While the AI Act still faces political wrangling that could soften its language, it’s likely to require AI developers to be far more transparent than they are now about the inner workings of large models, as well as about the data used to train the models. It may include a ban on the common practice of scraping the web for copyrighted data for use in training. It will likely include a framework for regulating AI-powered recommendation engines, which it classes as “high risk.” And it may include a total ban on using “real-time biometrics” (face scanning, for example) in public places to support “predictive policing.”


The European lawmakers hope to have an agreed-upon set of draft regulations ready by year’s end. If all goes well, the EU could have a new AI law on the books by 2026. Passing an AI bill roughly within that timeframe would be a major win for the Biden Administration.

Snap’s much-maligned “My AI” friend has a secret purpose—selling ads

Snap’s “My AI” feature, which lets users customize their own AI friend, hasn’t earned great reviews since its launch in February, but giving users an AI companion may have been only part of the goal. Snap says more than 150 million users have sent more than 10 billion messages to their My AI friends. The knowledge the chatbot collects from those messages is used to further customize its output for the user, but Snap says it’s also testing ways of using that data to target ads based on the user’s specific traits and needs.

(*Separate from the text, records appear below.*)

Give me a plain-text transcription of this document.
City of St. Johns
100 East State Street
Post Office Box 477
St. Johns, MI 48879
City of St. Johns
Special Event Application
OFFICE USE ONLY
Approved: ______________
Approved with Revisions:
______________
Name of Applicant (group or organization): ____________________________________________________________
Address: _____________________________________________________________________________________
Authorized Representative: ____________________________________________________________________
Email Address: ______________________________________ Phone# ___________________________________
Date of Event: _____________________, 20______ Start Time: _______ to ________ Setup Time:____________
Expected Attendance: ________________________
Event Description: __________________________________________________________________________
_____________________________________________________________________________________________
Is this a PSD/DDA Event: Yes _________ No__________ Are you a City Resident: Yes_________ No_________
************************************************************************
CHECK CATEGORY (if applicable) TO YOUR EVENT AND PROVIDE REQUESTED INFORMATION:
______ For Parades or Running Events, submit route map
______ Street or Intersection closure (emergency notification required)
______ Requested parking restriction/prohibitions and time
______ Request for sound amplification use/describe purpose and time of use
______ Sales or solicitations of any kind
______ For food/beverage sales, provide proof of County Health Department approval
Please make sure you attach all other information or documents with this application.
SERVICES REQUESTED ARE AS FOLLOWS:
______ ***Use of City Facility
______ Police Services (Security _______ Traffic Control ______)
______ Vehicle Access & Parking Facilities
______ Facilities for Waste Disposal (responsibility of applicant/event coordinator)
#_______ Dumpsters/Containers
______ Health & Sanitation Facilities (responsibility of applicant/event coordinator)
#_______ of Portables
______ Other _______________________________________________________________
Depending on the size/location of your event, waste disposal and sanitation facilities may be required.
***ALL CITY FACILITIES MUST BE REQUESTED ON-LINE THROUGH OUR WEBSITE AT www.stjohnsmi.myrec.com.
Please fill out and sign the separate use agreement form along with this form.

It’s possible that generative AI chatbots will not help companies sell more ads exactly, but will help them sell better ads—ones that are far more personalized and appealing to the user. Most of today’s high-profile AI startups are focused on selling models and tools to enterprises looking to reinvent their business practices. But consumer AI is coming soon, and personalized AI assistants will be a main focus. Snap is one of many companies trying to understand how to monetize them.